A vein may be any thickness, since a fissure may have been opened to any width. Hence, a vein may be as thin as a sheet of paper, or it may be a hundred feet across. However, it is true that some wide veins have resulted by a sort of enlargement from original thin seams. Very few of the notable wide veins of the world are believed to have been created by the filling up of chasms originally as wide as the present ore bodies. But, in all cases of real veins, there were original fissures, fractures or crevices which acted as channels for circulating solutions that contained the materials which were left to make the vein matter.
A lode is an assemblage of veins so closely spaced that the ground between the veins becomes, in places, ore-bearing, and the entire width of the aggregation becomes an ore body.

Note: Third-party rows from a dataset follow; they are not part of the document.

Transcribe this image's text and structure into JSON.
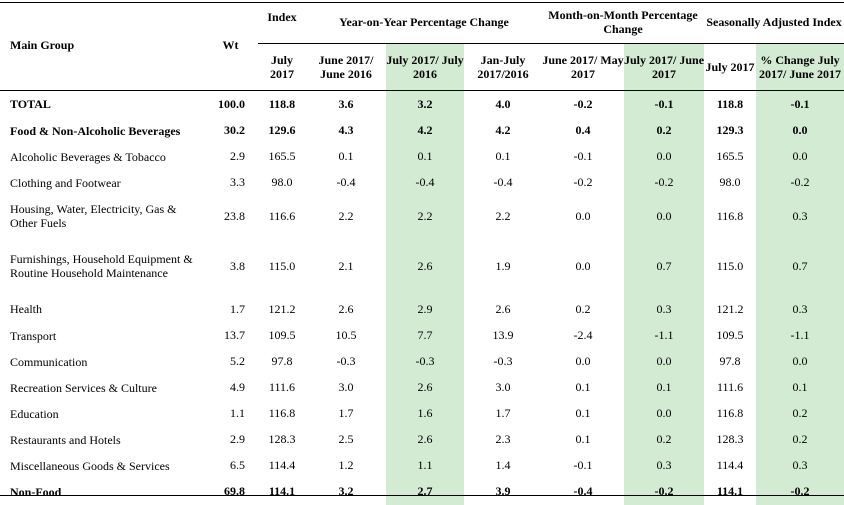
{
  "headers": {
    "main_group": "Main Group",
    "wt": "Wt",
    "index": "Index",
    "yoy": "Year-on-Year Percentage Change",
    "mom": "Month-on-Month Percentage Change",
    "sa": "Seasonally Adjusted Index",
    "sub": {
      "index_july": "July 2017",
      "yoy_june": "June 2017/ June 2016",
      "yoy_july": "July 2017/ July 2016",
      "yoy_janjuly": "Jan-July 2017/2016",
      "mom_june": "June 2017/ May 2017",
      "mom_july": "July 2017/ June 2017",
      "sa_july": "July 2017",
      "sa_change": "% Change July 2017/ June 2017"
    }
  },
  "rows": [
    {
      "name": "TOTAL",
      "wt": "100.0",
      "index": "118.8",
      "yoy_june": "3.6",
      "yoy_july": "3.2",
      "yoy_janjuly": "4.0",
      "mom_june": "-0.2",
      "mom_july": "-0.1",
      "sa_index": "118.8",
      "sa_change": "-0.1"
    },
    {
      "name": "Food & Non-Alcoholic Beverages",
      "wt": "30.2",
      "index": "129.6",
      "yoy_june": "4.3",
      "yoy_july": "4.2",
      "yoy_janjuly": "4.2",
      "mom_june": "0.4",
      "mom_july": "0.2",
      "sa_index": "129.3",
      "sa_change": "0.0"
    },
    {
      "name": "Alcoholic Beverages & Tobacco",
      "wt": "2.9",
      "index": "165.5",
      "yoy_june": "0.1",
      "yoy_july": "0.1",
      "yoy_janjuly": "0.1",
      "mom_june": "-0.1",
      "mom_july": "0.0",
      "sa_index": "165.5",
      "sa_change": "0.0"
    },
    {
      "name": "Clothing and Footwear",
      "wt": "3.3",
      "index": "98.0",
      "yoy_june": "-0.4",
      "yoy_july": "-0.4",
      "yoy_janjuly": "-0.4",
      "mom_june": "-0.2",
      "mom_july": "-0.2",
      "sa_index": "98.0",
      "sa_change": "-0.2"
    },
    {
      "name": "Housing, Water, Electricity, Gas & Other Fuels",
      "wt": "23.8",
      "index": "116.6",
      "yoy_june": "2.2",
      "yoy_july": "2.2",
      "yoy_janjuly": "2.2",
      "mom_june": "0.0",
      "mom_july": "0.0",
      "sa_index": "116.8",
      "sa_change": "0.3"
    },
    {
      "name": "Furnishings, Household Equipment & Routine Household Maintenance",
      "wt": "3.8",
      "index": "115.0",
      "yoy_june": "2.1",
      "yoy_july": "2.6",
      "yoy_janjuly": "1.9",
      "mom_june": "0.0",
      "mom_july": "0.7",
      "sa_index": "115.0",
      "sa_change": "0.7"
    },
    {
      "name": "Health",
      "wt": "1.7",
      "index": "121.2",
      "yoy_june": "2.6",
      "yoy_july": "2.9",
      "yoy_janjuly": "2.6",
      "mom_june": "0.2",
      "mom_july": "0.3",
      "sa_index": "121.2",
      "sa_change": "0.3"
    },
    {
      "name": "Transport",
      "wt": "13.7",
      "index": "109.5",
      "yoy_june": "10.5",
      "yoy_july": "7.7",
      "yoy_janjuly": "13.9",
      "mom_june": "-2.4",
      "mom_july": "-1.1",
      "sa_index": "109.5",
      "sa_change": "-1.1"
    },
    {
      "name": "Communication",
      "wt": "5.2",
      "index": "97.8",
      "yoy_june": "-0.3",
      "yoy_july": "-0.3",
      "yoy_janjuly": "-0.3",
      "mom_june": "0.0",
      "mom_july": "0.0",
      "sa_index": "97.8",
      "sa_change": "0.0"
    },
    {
      "name": "Recreation Services & Culture",
      "wt": "4.9",
      "index": "111.6",
      "yoy_june": "3.0",
      "yoy_july": "2.6",
      "yoy_janjuly": "3.0",
      "mom_june": "0.1",
      "mom_july": "0.1",
      "sa_index": "111.6",
      "sa_change": "0.1"
    },
    {
      "name": "Education",
      "wt": "1.1",
      "index": "116.8",
      "yoy_june": "1.7",
      "yoy_july": "1.6",
      "yoy_janjuly": "1.7",
      "mom_june": "0.1",
      "mom_july": "0.0",
      "sa_index": "116.8",
      "sa_change": "0.2"
    },
    {
      "name": "Restaurants and Hotels",
      "wt": "2.9",
      "index": "128.3",
      "yoy_june": "2.5",
      "yoy_july": "2.6",
      "yoy_janjuly": "2.3",
      "mom_june": "0.1",
      "mom_july": "0.2",
      "sa_index": "128.3",
      "sa_change": "0.2"
    },
    {
      "name": "Miscellaneous Goods & Services",
      "wt": "6.5",
      "index": "114.4",
      "yoy_june": "1.2",
      "yoy_july": "1.1",
      "yoy_janjuly": "1.4",
      "mom_june": "-0.1",
      "mom_july": "0.3",
      "sa_index": "114.4",
      "sa_change": "0.3"
    },
    {
      "name": "Non-Food",
      "wt": "69.8",
      "index": "114.1",
      "yoy_june": "3.2",
      "yoy_july": "2.7",
      "yoy_janjuly": "3.9",
      "mom_june": "-0.4",
      "mom_july": "-0.2",
      "sa_index": "114.1",
      "sa_change": "-0.2"
    }
  ],
  "colors": {
    "highlight": "#d3ead3"
  }
}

A zone of sheeted rocks like schist or slate, if sufficiently mineralized to warrant mining, would be a lode. Sometimes, in certain districts, the earth's crust has been subjected to many approximately parallel, closely-spaced fractures, and by the subsequent filling of these cracks, with the accompanying corrosion of the walls and their replacement by ore, extraction of the entire mass of rocks across a considerable distance will be found to yield a profit. Any such body is a lode.
In the Cripple Creek District, the ground is criss-crossed in every direction by tiny fissures which have resulted from the contraction of the country rock, just as a bed of mud is fissured in the process of drying up after a rain. Wherever these fissures are found in aggregates that are closely spaced and in which a majority of the cracks have a general trend so that the whole assemblage can be readily worked as one mass, this whole body of fractured rock may be found worth mining and it will then constitute a lode. It may be mentioned here that the so-called ore of this district is not really ore according to the accepted definition. The true ore, the filling of these innumerable, tiny cracks, really constitutes but about five per cent. of the material that is shipped as ore, but which is principally the "country rock" broken down with the small volume of ore.
In legal phraseology, the word lode has come to include all sorts of ore bodies. When the word is thus used, in a legal sense, it should not be confused with the strictly technical meaning.